MÉXICO AFRONTA TENSIÓN POSTELECTORAL Y CRECIENTE NARCOVIOLENCIA
El académico Gustavo Gutiérrez manifestó que pese a que no hay una “relación directa” entre la controversia por la impugnación de los comicios del 2 de julio y el aumento de la violencia, es necesario que el Estado “envíe señales de solidez para contrarrestar la percepción de los criminales de que no hay quién los detenga”.
“Los narcotraficantes creen que pueden actuar mejor en un escenario de unas instituciones débiles y de unos dirigentes políticos distraídos en la disputa por el poder”, declaró Gutiérrez, profesor de Ciencias Políticas en varias universidades mexicanas.
La violencia atribuida a los traficantes y secuestradores, que este año ha dejado más de 1.000 muertos en todo el país, se ha recrudecido en Ciudad de México, Acapulco (sur), Tijuana (frontera con los EE.UU.) y otras localidades, en medio de temores de que el crimen esté fuera del control.
“Ciertamente, se nota un incremento de la ola de crímenes, pero este fenómeno es atribuible a la debilidad y tolerancia de ciertas autoridades, y no tanto a la situación postelectoral”, dijo el investigador Rafael Fernández de Castro, experto en asuntos políticos y de seguridad.
Fernández de Castro, profesor del Instituto Tecnológico Autónomo de México (ITAM), afirmó que, en todo caso, “el país vive una situación difícil” con una clase política que libra batallas por el poder y los narcotraficantes rivales que tratan de controlar pueblos y ciudades a sangre y fuego.
El analista Guillermo Tenorio, de la privada Universidad Panamericana, opinó que existe el temor de que los delincuentes organizados “quieran aprovechar la distracción de los líderes políticos para pescar en río revuelto”.
Los tres comentaristas coincidieron en que la situación postelectoral marcha “por el carril de las instituciones”, si bien luce “tensa por el ‘ruido político'” y los llamados del candidato izquierdista, Andrés Manuel López Obrador, a realizar “acciones de resistencia civil pacífica”.
López Obrador, del Partido de la Revolución Democrática (PRD), impugnó ante la justicia los resultados de los comicios con el argumento de que el 2 de julio hubo un fraude que favoreció al candidato oficialista Felipe Calderón, ganador del escrutinio coordinado por el autónomo Instituto Federal Electoral (IFE).
Calderón, del Partido Acción Nacional (PAN, conservador), al que pertenece el presidente Vicente Fox, aventajó en 243.934 votos (0,58 puntos porcentuales) al candidato de izquierda.

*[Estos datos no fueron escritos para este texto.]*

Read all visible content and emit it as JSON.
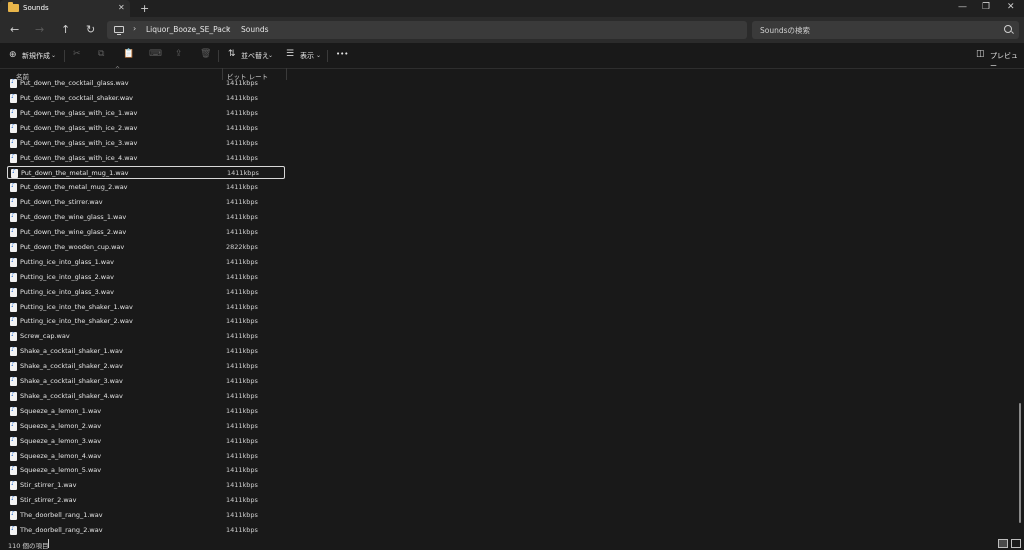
{
  "tab": {
    "title": "Sounds",
    "close": "✕",
    "new_tab": "+"
  },
  "window": {
    "minimize": "—",
    "maximize": "❐",
    "close": "✕"
  },
  "nav": {
    "back": "←",
    "forward": "→",
    "up": "↑",
    "refresh": "↻"
  },
  "address": {
    "separator": "›",
    "crumbs": [
      "Liquor_Booze_SE_Pack",
      "Sounds"
    ]
  },
  "search": {
    "placeholder": "Soundsの検索"
  },
  "command_bar": {
    "new_icon": "⊕",
    "new_label": "新規作成",
    "cut_icon": "✂",
    "copy_icon": "⧉",
    "paste_icon": "📋",
    "rename_icon": "⌨",
    "share_icon": "⇪",
    "delete_icon": "🗑",
    "sort_icon": "⇅",
    "sort_label": "並べ替え",
    "view_icon": "☰",
    "view_label": "表示",
    "more_label": "•••",
    "preview_icon": "◫",
    "preview_label": "プレビュー",
    "chevron": "⌄"
  },
  "columns": {
    "name": "名前",
    "bitrate": "ビット レート",
    "sort_arrow": "^"
  },
  "files": [
    {
      "name": "Put_down_the_cocktail_glass.wav",
      "bitrate": "1411kbps"
    },
    {
      "name": "Put_down_the_cocktail_shaker.wav",
      "bitrate": "1411kbps"
    },
    {
      "name": "Put_down_the_glass_with_ice_1.wav",
      "bitrate": "1411kbps"
    },
    {
      "name": "Put_down_the_glass_with_ice_2.wav",
      "bitrate": "1411kbps"
    },
    {
      "name": "Put_down_the_glass_with_ice_3.wav",
      "bitrate": "1411kbps"
    },
    {
      "name": "Put_down_the_glass_with_ice_4.wav",
      "bitrate": "1411kbps"
    },
    {
      "name": "Put_down_the_metal_mug_1.wav",
      "bitrate": "1411kbps",
      "selected": true
    },
    {
      "name": "Put_down_the_metal_mug_2.wav",
      "bitrate": "1411kbps"
    },
    {
      "name": "Put_down_the_stirrer.wav",
      "bitrate": "1411kbps"
    },
    {
      "name": "Put_down_the_wine_glass_1.wav",
      "bitrate": "1411kbps"
    },
    {
      "name": "Put_down_the_wine_glass_2.wav",
      "bitrate": "1411kbps"
    },
    {
      "name": "Put_down_the_wooden_cup.wav",
      "bitrate": "2822kbps"
    },
    {
      "name": "Putting_ice_into_glass_1.wav",
      "bitrate": "1411kbps"
    },
    {
      "name": "Putting_ice_into_glass_2.wav",
      "bitrate": "1411kbps"
    },
    {
      "name": "Putting_ice_into_glass_3.wav",
      "bitrate": "1411kbps"
    },
    {
      "name": "Putting_ice_into_the_shaker_1.wav",
      "bitrate": "1411kbps"
    },
    {
      "name": "Putting_ice_into_the_shaker_2.wav",
      "bitrate": "1411kbps"
    },
    {
      "name": "Screw_cap.wav",
      "bitrate": "1411kbps"
    },
    {
      "name": "Shake_a_cocktail_shaker_1.wav",
      "bitrate": "1411kbps"
    },
    {
      "name": "Shake_a_cocktail_shaker_2.wav",
      "bitrate": "1411kbps"
    },
    {
      "name": "Shake_a_cocktail_shaker_3.wav",
      "bitrate": "1411kbps"
    },
    {
      "name": "Shake_a_cocktail_shaker_4.wav",
      "bitrate": "1411kbps"
    },
    {
      "name": "Squeeze_a_lemon_1.wav",
      "bitrate": "1411kbps"
    },
    {
      "name": "Squeeze_a_lemon_2.wav",
      "bitrate": "1411kbps"
    },
    {
      "name": "Squeeze_a_lemon_3.wav",
      "bitrate": "1411kbps"
    },
    {
      "name": "Squeeze_a_lemon_4.wav",
      "bitrate": "1411kbps"
    },
    {
      "name": "Squeeze_a_lemon_5.wav",
      "bitrate": "1411kbps"
    },
    {
      "name": "Stir_stirrer_1.wav",
      "bitrate": "1411kbps"
    },
    {
      "name": "Stir_stirrer_2.wav",
      "bitrate": "1411kbps"
    },
    {
      "name": "The_doorbell_rang_1.wav",
      "bitrate": "1411kbps"
    },
    {
      "name": "The_doorbell_rang_2.wav",
      "bitrate": "1411kbps"
    }
  ],
  "status": {
    "item_count": "110 個の項目"
  },
  "colors": {
    "background": "#191919",
    "toolbar": "#2b2b2b",
    "folder": "#e8b54a",
    "audio_icon_note": "#2a6fd1"
  }
}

López Obrador exige al Tribunal Electoral del Poder Judicial de la Federación (TEPJF) efectuar un recuento “voto por voto” de los comicios, a fin de demostrar, según él, que Calderón ganó debido a “múltiples irregularidades registradas antes, durante y después” de los comicios.
El líder izquierdista pidió el lunes a Calderón, a través de una carta, que acepte el recuento a cambio de no convocar a más manifestaciones callejeras, pero el candidato del PAN le respondió que esa decisión compete exclusivamente al TEPJF.
La Corte tiene hasta el 31 de agosto para resolver las quejas y hasta el 6 de septiembre para señalar al presidente electo, que deberá tomar posesión el próximo 1 de diciembre para un mandato de seis años.
Fox hizo hoy un nuevo llamado a cuidar las “instituciones”, la “competitividad”, la “fortaleza económica” y el “trabajo de todos los mexicanos en la construcción de esta gran nación”, durante una gira por el central Estado de México.
El portavoz del mandatario, Rubén Aguilar, negó hoy que en México haya un “conflicto postelectoral” y rechazó que se nombre a un mandatario interino, tal como sugieren algunos comentaristas que también mencionan la posibilidad de que el TEPJF anule los comicios y, en consecuencia, el supuesto triunfo de Calderón.
Aguilar aseguró el viernes pasado que la violencia atribuida a los narcotraficantes y secuestradores desafía la seguridad pública del país, pero no pone en riesgo la seguridad nacional ni rebasará al Estado mexicano.